As LawNewz reported last week, Wikileaks founder Julian Assange agreed to be extradited to the U.S. if Chelsea Manning were to receive clemency.
If Obama grants Manning clemency Assange will agree to US extradition despite clear unconstitutionality of DoJ case https://t.co/MZU30SlfGK
— WikiLeaks (@wikileaks) January 12, 2017
Now the world is wondering if he will live up to his word. On Tuesday, President Barack Obama commuted the 35-year sentence of Chelsea Manning. The former Army intelligence analyst was convicted of espionage and other related offenses for leaking military information to WikiLeaks. Instead of having to wait until 2045 to be released, Manning’s prison term will now end on May 17, 2017.

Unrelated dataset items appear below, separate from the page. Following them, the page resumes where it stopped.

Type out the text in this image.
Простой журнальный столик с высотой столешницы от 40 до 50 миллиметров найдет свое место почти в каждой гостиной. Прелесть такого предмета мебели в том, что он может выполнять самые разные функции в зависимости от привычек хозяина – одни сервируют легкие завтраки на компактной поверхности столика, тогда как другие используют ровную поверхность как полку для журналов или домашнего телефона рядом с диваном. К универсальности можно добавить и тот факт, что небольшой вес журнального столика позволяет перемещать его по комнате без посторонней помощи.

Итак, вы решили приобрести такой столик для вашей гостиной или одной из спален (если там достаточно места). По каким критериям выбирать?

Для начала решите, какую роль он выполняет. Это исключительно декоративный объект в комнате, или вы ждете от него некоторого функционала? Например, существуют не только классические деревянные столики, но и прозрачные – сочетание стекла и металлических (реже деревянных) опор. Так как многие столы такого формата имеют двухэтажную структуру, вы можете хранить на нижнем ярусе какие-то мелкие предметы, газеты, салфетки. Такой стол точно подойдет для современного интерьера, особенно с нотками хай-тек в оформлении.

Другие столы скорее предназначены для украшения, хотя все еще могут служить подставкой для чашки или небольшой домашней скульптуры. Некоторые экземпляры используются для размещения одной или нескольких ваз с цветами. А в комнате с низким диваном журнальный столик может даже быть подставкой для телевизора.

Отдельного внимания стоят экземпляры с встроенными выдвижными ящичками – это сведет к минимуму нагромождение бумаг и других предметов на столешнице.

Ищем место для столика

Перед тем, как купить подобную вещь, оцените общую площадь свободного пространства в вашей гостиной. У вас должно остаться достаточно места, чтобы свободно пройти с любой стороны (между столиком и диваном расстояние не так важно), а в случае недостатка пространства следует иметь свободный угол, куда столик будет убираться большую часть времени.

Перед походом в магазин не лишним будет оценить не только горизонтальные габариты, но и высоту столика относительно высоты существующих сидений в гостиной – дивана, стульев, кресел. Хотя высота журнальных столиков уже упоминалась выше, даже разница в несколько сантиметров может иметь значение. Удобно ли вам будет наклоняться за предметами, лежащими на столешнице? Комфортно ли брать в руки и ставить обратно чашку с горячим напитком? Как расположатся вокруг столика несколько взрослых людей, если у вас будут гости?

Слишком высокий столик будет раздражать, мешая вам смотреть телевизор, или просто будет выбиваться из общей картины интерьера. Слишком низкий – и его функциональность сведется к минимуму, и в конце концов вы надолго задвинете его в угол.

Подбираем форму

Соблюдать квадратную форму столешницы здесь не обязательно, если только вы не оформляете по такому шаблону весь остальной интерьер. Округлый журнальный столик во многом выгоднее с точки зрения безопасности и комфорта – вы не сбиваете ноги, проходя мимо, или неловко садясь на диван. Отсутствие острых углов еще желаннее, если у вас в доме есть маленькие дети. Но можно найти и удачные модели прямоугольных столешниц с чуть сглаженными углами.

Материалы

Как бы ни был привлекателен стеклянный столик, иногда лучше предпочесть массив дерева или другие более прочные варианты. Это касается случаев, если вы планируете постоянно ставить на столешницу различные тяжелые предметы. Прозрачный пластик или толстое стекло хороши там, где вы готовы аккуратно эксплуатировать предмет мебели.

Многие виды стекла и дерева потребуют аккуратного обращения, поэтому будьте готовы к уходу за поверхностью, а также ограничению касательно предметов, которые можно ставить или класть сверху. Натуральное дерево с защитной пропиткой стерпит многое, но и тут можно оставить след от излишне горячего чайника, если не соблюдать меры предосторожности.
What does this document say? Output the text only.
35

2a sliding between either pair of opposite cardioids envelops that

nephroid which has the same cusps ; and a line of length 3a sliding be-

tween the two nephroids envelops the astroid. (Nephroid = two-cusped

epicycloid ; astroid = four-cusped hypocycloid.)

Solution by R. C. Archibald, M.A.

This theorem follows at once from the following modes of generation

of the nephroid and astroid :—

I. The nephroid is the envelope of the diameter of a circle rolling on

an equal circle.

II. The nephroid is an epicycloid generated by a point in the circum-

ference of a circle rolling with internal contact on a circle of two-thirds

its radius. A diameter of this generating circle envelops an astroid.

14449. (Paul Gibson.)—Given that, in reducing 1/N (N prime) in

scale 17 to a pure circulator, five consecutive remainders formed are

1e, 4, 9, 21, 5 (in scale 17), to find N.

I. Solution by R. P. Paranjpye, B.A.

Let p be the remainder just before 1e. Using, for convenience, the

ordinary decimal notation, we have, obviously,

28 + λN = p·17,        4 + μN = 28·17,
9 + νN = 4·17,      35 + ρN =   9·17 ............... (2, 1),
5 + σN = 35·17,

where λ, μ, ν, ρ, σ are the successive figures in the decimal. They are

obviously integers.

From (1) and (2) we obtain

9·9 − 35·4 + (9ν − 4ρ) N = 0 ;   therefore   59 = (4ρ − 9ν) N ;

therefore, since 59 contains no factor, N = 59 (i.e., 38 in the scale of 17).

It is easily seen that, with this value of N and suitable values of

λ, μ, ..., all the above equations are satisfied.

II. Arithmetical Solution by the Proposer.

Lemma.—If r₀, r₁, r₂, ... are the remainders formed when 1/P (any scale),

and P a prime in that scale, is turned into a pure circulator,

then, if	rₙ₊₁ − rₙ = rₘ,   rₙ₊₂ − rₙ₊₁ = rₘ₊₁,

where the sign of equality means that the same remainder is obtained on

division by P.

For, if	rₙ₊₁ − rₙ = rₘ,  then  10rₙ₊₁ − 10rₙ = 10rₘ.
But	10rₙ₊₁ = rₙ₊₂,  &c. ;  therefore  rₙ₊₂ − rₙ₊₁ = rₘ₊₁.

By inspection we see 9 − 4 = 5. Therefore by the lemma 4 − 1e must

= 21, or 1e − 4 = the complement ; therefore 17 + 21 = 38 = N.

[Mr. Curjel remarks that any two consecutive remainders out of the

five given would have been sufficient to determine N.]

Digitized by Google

However, Barry Pollack, Assange’s attorney claims that the commutation of Manning’s sentence did not meet the conditions of his offer. According to the Hill, Pollack stated that “Mr. Assange welcomes the announcement that Ms. Manning’s sentence will be reduced and she will be released in May, but this is well short of what he sought … Mr. Assange had called for Chelsea Manning to receive clemency and be released immediately.”
Assange has reportedly been residing at the Ecuadorian embassy in London for the last few years. Although Assange is facing sexual assault charges in Sweden, he has not been officially charged with any criminal offenses in the U.S. although some believe he would open himself up to possible U.S. espionage charges should he return to the United States.